阿波藍は全国に販路網があり、生産者や藍商人も関わっていたことから、阿波踊りも牛深ハイヤ節のリズムの影響を受けてえいたことは知られている。
そこで、阿波藍について、藍住町教育委員会の重見高博氏の紹介で、徳島県立文書館の金原祐樹課長に藍と徳島藩の関わりを語って頂いた。
阿波藍は室町時代には税として納められていたと文献から紹介している。
その後、1585年に入封した蜂須賀家政は、吉野川下流の海の近くに徳島城(日本100名城)を完成させ、城下町をつくった。
金原さんは、この築城は海運の重要性を考えた築城だったのではないかと語る。
徳川政権になると淡路島が加増され四国で一番大きな藩になった。
初代家政は藍の生産に力をいれ、1625年には藩内に「藍方役所」を置き、藍の栽培、製造の監督を行った。その後の藩主も奨励政策をとり江戸中頃には、吉野川の下流域から中流域まで藍栽培を広げた。
吉野川 藍のふるさと阿波魅力発進協議会提供
藍玉の専売制をとった藩は、極秘にして藍の製法等を守ってきたという。
これら藩の政策に加え、吉野川流域は稲作には適さなかったが、藍栽培には適していたことも大きく影響している
(写真 藍のふるさと阿波魅力発進協議会提供 )
秋の台風が来る前に藍を刈り取り、特別な倉庫に入れ発酵させ「寝床」でつくるのは「(すくも)」である
この過程に秘伝の発酵技術を生み出し、収益が高かった藍玉は江戸後期の徳島藩の産業の柱になったのも「(すくも)」づくりです
藍住町の奥村家屋敷 阿波藍の日本遺産構成文化財(藍住町教育委員会提供)
藍栽培には、莫大な肥料が必要で、近海のイワシ肥料では間に合わなくなり、北海道の大量のニシン粕が必要となっていく。
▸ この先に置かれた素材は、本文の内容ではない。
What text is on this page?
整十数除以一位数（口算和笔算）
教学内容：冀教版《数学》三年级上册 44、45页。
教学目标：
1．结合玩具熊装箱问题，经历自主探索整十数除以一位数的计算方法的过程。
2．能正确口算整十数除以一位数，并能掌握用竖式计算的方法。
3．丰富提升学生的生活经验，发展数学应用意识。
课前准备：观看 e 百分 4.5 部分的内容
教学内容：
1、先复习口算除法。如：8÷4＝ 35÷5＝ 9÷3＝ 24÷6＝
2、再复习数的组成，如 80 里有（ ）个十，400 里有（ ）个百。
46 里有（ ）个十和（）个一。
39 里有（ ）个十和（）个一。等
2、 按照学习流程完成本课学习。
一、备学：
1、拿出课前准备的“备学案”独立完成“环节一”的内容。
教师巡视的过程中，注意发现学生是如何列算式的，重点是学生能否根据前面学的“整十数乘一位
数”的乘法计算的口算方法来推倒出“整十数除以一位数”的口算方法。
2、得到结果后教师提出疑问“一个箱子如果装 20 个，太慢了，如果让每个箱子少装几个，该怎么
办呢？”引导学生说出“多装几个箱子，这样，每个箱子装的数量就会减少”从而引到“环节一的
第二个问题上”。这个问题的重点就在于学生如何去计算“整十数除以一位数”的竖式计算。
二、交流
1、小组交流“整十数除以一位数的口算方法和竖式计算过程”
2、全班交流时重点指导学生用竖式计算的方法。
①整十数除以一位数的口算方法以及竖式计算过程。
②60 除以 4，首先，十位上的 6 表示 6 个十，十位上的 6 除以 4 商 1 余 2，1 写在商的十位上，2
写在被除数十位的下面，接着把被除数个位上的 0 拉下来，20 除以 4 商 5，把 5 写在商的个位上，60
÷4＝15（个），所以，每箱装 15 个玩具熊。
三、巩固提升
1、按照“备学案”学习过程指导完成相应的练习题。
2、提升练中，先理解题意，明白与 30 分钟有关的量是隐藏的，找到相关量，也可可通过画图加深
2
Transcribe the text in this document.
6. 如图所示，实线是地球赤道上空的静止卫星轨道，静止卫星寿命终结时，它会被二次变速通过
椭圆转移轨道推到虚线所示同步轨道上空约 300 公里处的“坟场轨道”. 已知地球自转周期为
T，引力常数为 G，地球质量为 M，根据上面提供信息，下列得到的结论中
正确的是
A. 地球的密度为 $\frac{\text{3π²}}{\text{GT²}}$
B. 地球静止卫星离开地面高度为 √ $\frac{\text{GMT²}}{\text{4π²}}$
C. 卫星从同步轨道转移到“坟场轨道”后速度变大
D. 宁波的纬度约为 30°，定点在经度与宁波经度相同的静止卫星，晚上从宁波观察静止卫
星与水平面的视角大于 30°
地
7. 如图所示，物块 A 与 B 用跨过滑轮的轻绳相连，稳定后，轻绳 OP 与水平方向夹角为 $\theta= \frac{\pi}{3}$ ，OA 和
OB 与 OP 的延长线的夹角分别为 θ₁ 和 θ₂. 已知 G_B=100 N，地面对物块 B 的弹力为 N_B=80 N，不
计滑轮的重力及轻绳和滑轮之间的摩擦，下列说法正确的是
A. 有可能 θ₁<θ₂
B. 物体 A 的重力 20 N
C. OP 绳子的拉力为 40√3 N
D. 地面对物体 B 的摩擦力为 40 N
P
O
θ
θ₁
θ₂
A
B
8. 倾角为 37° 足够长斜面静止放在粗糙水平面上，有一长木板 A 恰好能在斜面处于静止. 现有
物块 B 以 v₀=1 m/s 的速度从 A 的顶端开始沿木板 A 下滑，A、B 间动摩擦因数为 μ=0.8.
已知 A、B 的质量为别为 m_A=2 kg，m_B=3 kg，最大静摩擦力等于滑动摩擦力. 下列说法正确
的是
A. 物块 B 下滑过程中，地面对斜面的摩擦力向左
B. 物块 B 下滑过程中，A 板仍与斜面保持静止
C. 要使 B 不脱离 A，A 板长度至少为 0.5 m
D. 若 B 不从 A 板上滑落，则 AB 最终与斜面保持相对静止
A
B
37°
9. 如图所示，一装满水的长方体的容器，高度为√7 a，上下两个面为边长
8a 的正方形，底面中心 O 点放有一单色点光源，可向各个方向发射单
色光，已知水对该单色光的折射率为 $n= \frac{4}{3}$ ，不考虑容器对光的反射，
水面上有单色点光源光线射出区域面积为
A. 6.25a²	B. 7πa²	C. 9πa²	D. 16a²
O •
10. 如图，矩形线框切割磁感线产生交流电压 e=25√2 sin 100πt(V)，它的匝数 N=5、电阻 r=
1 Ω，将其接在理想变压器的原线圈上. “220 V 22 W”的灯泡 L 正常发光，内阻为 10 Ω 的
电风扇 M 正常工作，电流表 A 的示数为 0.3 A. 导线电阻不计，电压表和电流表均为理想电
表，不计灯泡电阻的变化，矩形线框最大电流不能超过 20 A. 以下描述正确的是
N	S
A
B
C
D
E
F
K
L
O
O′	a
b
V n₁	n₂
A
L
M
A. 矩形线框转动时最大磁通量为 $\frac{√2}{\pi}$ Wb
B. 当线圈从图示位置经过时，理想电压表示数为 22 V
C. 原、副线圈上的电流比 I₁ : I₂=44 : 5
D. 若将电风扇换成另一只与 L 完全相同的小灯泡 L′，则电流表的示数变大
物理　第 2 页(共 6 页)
こうしたことから阿波でも廻船問屋が活躍するようになり、撫養は(鳴門市)は、撫養の塩、吉野川の中下流域で栽培される藍等を大坂、遠くは東北方面まで積み出し、近世まで阿波第一の商港として栄えた。
2018年酒田市光丘文庫で一般公開された客船帳の阿波船籍は、瀬戸内海地域の船籍記録の中で大坂に負けない程多かった。これには明治7年まで、徳島藩領だった淡路島船籍が含まれていたかもしれない。
私が企画制作した『酒田から全国帆船リスト』でも、瀬戸内海の船籍で阿波が圧倒的に多かった。